La única nación democrática es la que ya existe y se articula mediante pactos, casi siempre, tácitos e implícitos configurados por la historia real y tutelados por una legalidad democrática. La pulsión nacional que inspira a los nacionalismos, sin embargo, comienza por negar la bondad de la nación existente y trata de destruirlo para dar paso a la instauración de una nueva nación acorde con su pulsión de vida. Vida que supone, inexorablemente, la muerte de lo ya existente. Este pulso entre la vida y la muerte –entre lo soñado y lo real– tensiona y quiebra la convivencia democrática entre quienes tienen diversos sentimientos de pertenencia. Cataluña se ha convertido en ejemplo palmario de quiebra política debido a la preeminencia de la pulsión nacional sobre el patriotismo real de quienes desean la pervivencia de lo ya existente.

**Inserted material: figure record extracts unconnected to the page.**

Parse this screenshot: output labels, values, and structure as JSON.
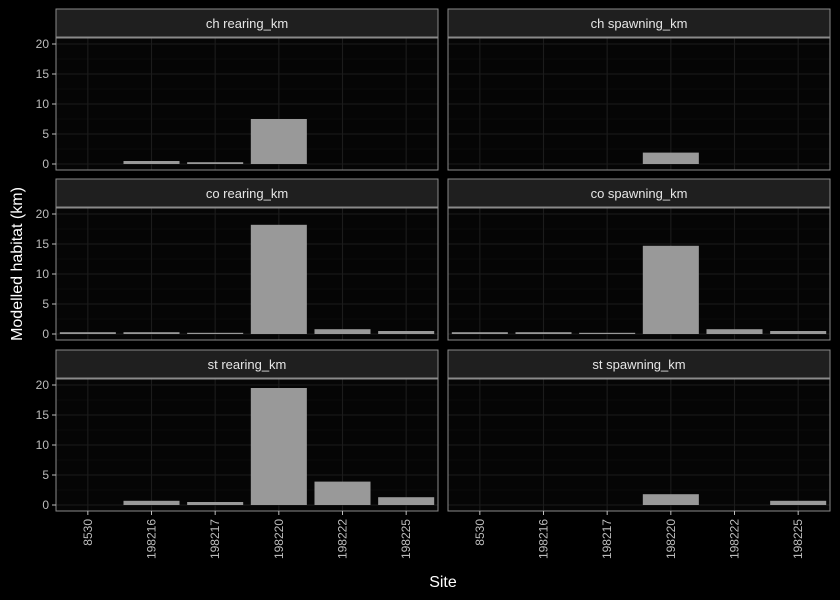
{
  "chart_data": {
    "type": "bar",
    "facet_layout": "3x2",
    "categories": [
      "8530",
      "198216",
      "198217",
      "198220",
      "198222",
      "198225"
    ],
    "ylim": [
      -1,
      21
    ],
    "y_ticks": [
      0,
      5,
      10,
      15,
      20
    ],
    "xlabel": "Site",
    "ylabel": "Modelled habitat (km)",
    "grid": true,
    "colors": {
      "bar": "#999999",
      "panel_background": "#050505",
      "strip_background": "#1f1f1f",
      "grid": "#1c1c1c",
      "border": "#8a8a8a"
    },
    "panels": [
      {
        "name": "ch rearing_km",
        "values": [
          0,
          0.5,
          0.3,
          7.5,
          0,
          0
        ]
      },
      {
        "name": "ch spawning_km",
        "values": [
          0,
          0,
          0,
          1.9,
          0,
          0
        ]
      },
      {
        "name": "co rearing_km",
        "values": [
          0.3,
          0.3,
          0.2,
          18.2,
          0.8,
          0.5
        ]
      },
      {
        "name": "co spawning_km",
        "values": [
          0.3,
          0.3,
          0.2,
          14.7,
          0.8,
          0.5
        ]
      },
      {
        "name": "st rearing_km",
        "values": [
          0,
          0.7,
          0.5,
          19.5,
          3.9,
          1.3
        ]
      },
      {
        "name": "st spawning_km",
        "values": [
          0,
          0,
          0,
          1.8,
          0,
          0.7
        ]
      }
    ]
  }
}
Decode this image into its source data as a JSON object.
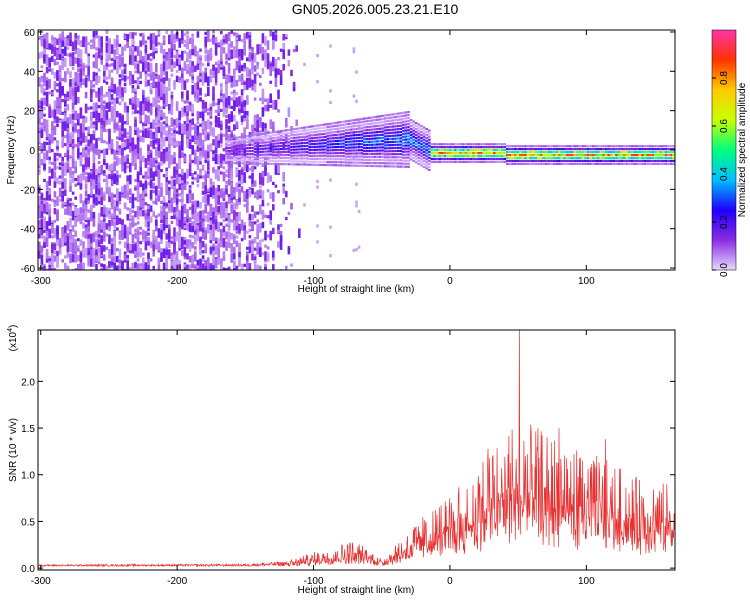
{
  "title": "GN05.2026.005.23.21.E10",
  "chart_data": [
    {
      "type": "heatmap",
      "xlabel": "Height of straight line (km)",
      "ylabel": "Frequency (Hz)",
      "xlim": [
        -302,
        165
      ],
      "ylim": [
        -61,
        61
      ],
      "xticks": [
        -300,
        -200,
        -100,
        0,
        100
      ],
      "yticks": [
        -60,
        -40,
        -20,
        0,
        20,
        40,
        60
      ],
      "colorbar": {
        "label": "Normalized spectral amplitude",
        "range": [
          0.0,
          1.0
        ],
        "ticks": [
          0.0,
          0.2,
          0.4,
          0.6,
          0.8
        ],
        "tick_labels": [
          "0.0",
          "0.2",
          "0.4",
          "0.6",
          "0.8"
        ],
        "colormap": [
          "#e6d8ff",
          "#8a2be2",
          "#1f00ff",
          "#00bfff",
          "#00ff7f",
          "#c8ff00",
          "#ffcc00",
          "#ff3300",
          "#ff33aa"
        ]
      },
      "regions": [
        {
          "x_range": [
            -302,
            -115
          ],
          "freq_range": [
            -60,
            60
          ],
          "amplitude": 0.08,
          "description_of_values": "broadband low amplitude"
        },
        {
          "x_range": [
            -160,
            -30
          ],
          "freq_range": [
            -12,
            18
          ],
          "amplitude": 0.3
        },
        {
          "x_range": [
            -30,
            165
          ],
          "freq_range": [
            -6,
            6
          ],
          "amplitude": 0.9
        }
      ]
    },
    {
      "type": "line",
      "xlabel": "Height of straight line (km)",
      "ylabel": "SNR (10 * v/v)",
      "y_multiplier": "(x10^4)",
      "xlim": [
        -302,
        165
      ],
      "ylim": [
        -0.02,
        2.55
      ],
      "xticks": [
        -300,
        -200,
        -100,
        0,
        100
      ],
      "yticks": [
        0.0,
        0.5,
        1.0,
        1.5,
        2.0
      ],
      "ytick_labels": [
        "0.0",
        "0.5",
        "1.0",
        "1.5",
        "2.0"
      ],
      "color": "#e83030",
      "envelope": [
        {
          "x": -302,
          "y": 0.03
        },
        {
          "x": -150,
          "y": 0.04
        },
        {
          "x": -115,
          "y": 0.1
        },
        {
          "x": -90,
          "y": 0.22
        },
        {
          "x": -70,
          "y": 0.3
        },
        {
          "x": -50,
          "y": 0.12
        },
        {
          "x": -25,
          "y": 0.5
        },
        {
          "x": 0,
          "y": 0.8
        },
        {
          "x": 30,
          "y": 1.3
        },
        {
          "x": 50,
          "y": 1.6
        },
        {
          "x": 80,
          "y": 1.4
        },
        {
          "x": 110,
          "y": 1.2
        },
        {
          "x": 140,
          "y": 0.95
        },
        {
          "x": 165,
          "y": 0.9
        }
      ],
      "peaks": [
        {
          "x": 51,
          "y": 2.55
        },
        {
          "x": 80,
          "y": 1.5
        },
        {
          "x": 114,
          "y": 1.38
        },
        {
          "x": 28,
          "y": 1.28
        }
      ]
    }
  ]
}
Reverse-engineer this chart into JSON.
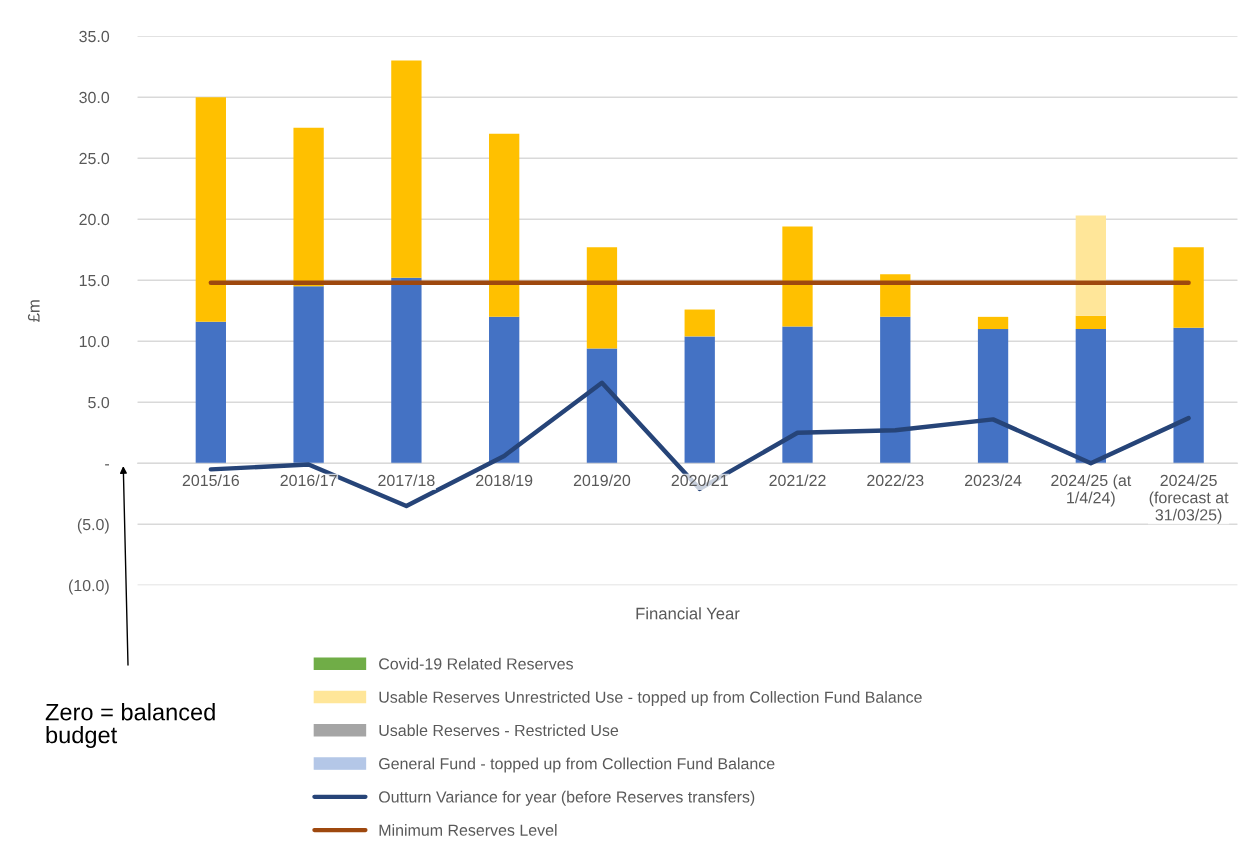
{
  "chart_data": {
    "type": "bar",
    "stacked": true,
    "xlabel": "Financial Year",
    "ylabel": "£m",
    "categories": [
      "2015/16",
      "2016/17",
      "2017/18",
      "2018/19",
      "2019/20",
      "2020/21",
      "2021/22",
      "2022/23",
      "2023/24",
      "2024/25 (at\n1/4/24)",
      "2024/25\n(forecast at\n31/03/25)"
    ],
    "series": [
      {
        "color": "#4472c4",
        "values": [
          11.6,
          14.5,
          15.2,
          12.0,
          9.4,
          10.4,
          11.2,
          12.0,
          11.0,
          11.0,
          11.1
        ]
      },
      {
        "name": "General Fund - topped up from Collection Fund Balance",
        "color": "#b4c7e7",
        "values": [
          null,
          null,
          null,
          null,
          null,
          null,
          null,
          null,
          null,
          null,
          null
        ]
      },
      {
        "name": "Usable Reserves - Restricted Use",
        "color": "#a5a5a5",
        "values": [
          null,
          null,
          null,
          null,
          null,
          null,
          null,
          null,
          null,
          null,
          null
        ]
      },
      {
        "color": "#ffc000",
        "values": [
          18.4,
          13.0,
          17.8,
          15.0,
          8.3,
          2.2,
          8.2,
          3.5,
          1.0,
          1.1,
          6.6
        ]
      },
      {
        "name": "Usable Reserves Unrestricted Use - topped up from Collection Fund Balance",
        "color": "#ffe699",
        "values": [
          null,
          null,
          null,
          null,
          null,
          null,
          null,
          null,
          null,
          8.2,
          null
        ]
      },
      {
        "name": "Covid-19 Related Reserves",
        "color": "#70ad47",
        "values": [
          null,
          null,
          null,
          null,
          null,
          null,
          null,
          null,
          null,
          null,
          null
        ]
      },
      {
        "type": "line",
        "name": "Outturn Variance for year (before Reserves transfers)",
        "color": "#264478",
        "values": [
          -0.5,
          -0.1,
          -3.5,
          0.6,
          6.6,
          -2.1,
          2.5,
          2.7,
          3.6,
          0.0,
          3.7
        ]
      },
      {
        "type": "line",
        "name": "Minimum Reserves Level",
        "color": "#9e480e",
        "values": [
          14.8,
          14.8,
          14.8,
          14.8,
          14.8,
          14.8,
          14.8,
          14.8,
          14.8,
          14.8,
          14.8
        ]
      }
    ],
    "ylim": [
      -10,
      35
    ],
    "yticks": [
      {
        "value": -10,
        "label": "(10.0)"
      },
      {
        "value": -5,
        "label": "(5.0)"
      },
      {
        "value": 0,
        "label": "-"
      },
      {
        "value": 5,
        "label": "5.0"
      },
      {
        "value": 10,
        "label": "10.0"
      },
      {
        "value": 15,
        "label": "15.0"
      },
      {
        "value": 20,
        "label": "20.0"
      },
      {
        "value": 25,
        "label": "25.0"
      },
      {
        "value": 30,
        "label": "30.0"
      },
      {
        "value": 35,
        "label": "35.0"
      }
    ],
    "grid": "y",
    "legend": "bottom",
    "marker": "none",
    "line_style": "solid",
    "annotations": [
      "Zero = balanced budget"
    ]
  }
}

Los vascos tenemos muy reciente la experiencia de una pulsión de muerte que trató de segar la vida realmente existente. Se trató de imponer un pensamiento y una cultura totalizantes, desde la invocación de una pulsión nacional ignorando la real identidad de la sociedad vasca. Una identidad plural y tan diversa como la vida. Cuando desde el ‘pacto estratégico’ del nacionalismo vasco se está tratando de segregar a la ciudadanía vasca entre ciudadanos administrativos y ciudadanos ‘nacionales’ esgrimiendo la pulsión nacional, algo se está quebrando en la economía pulsional y política de la maltrecha democracia vasca.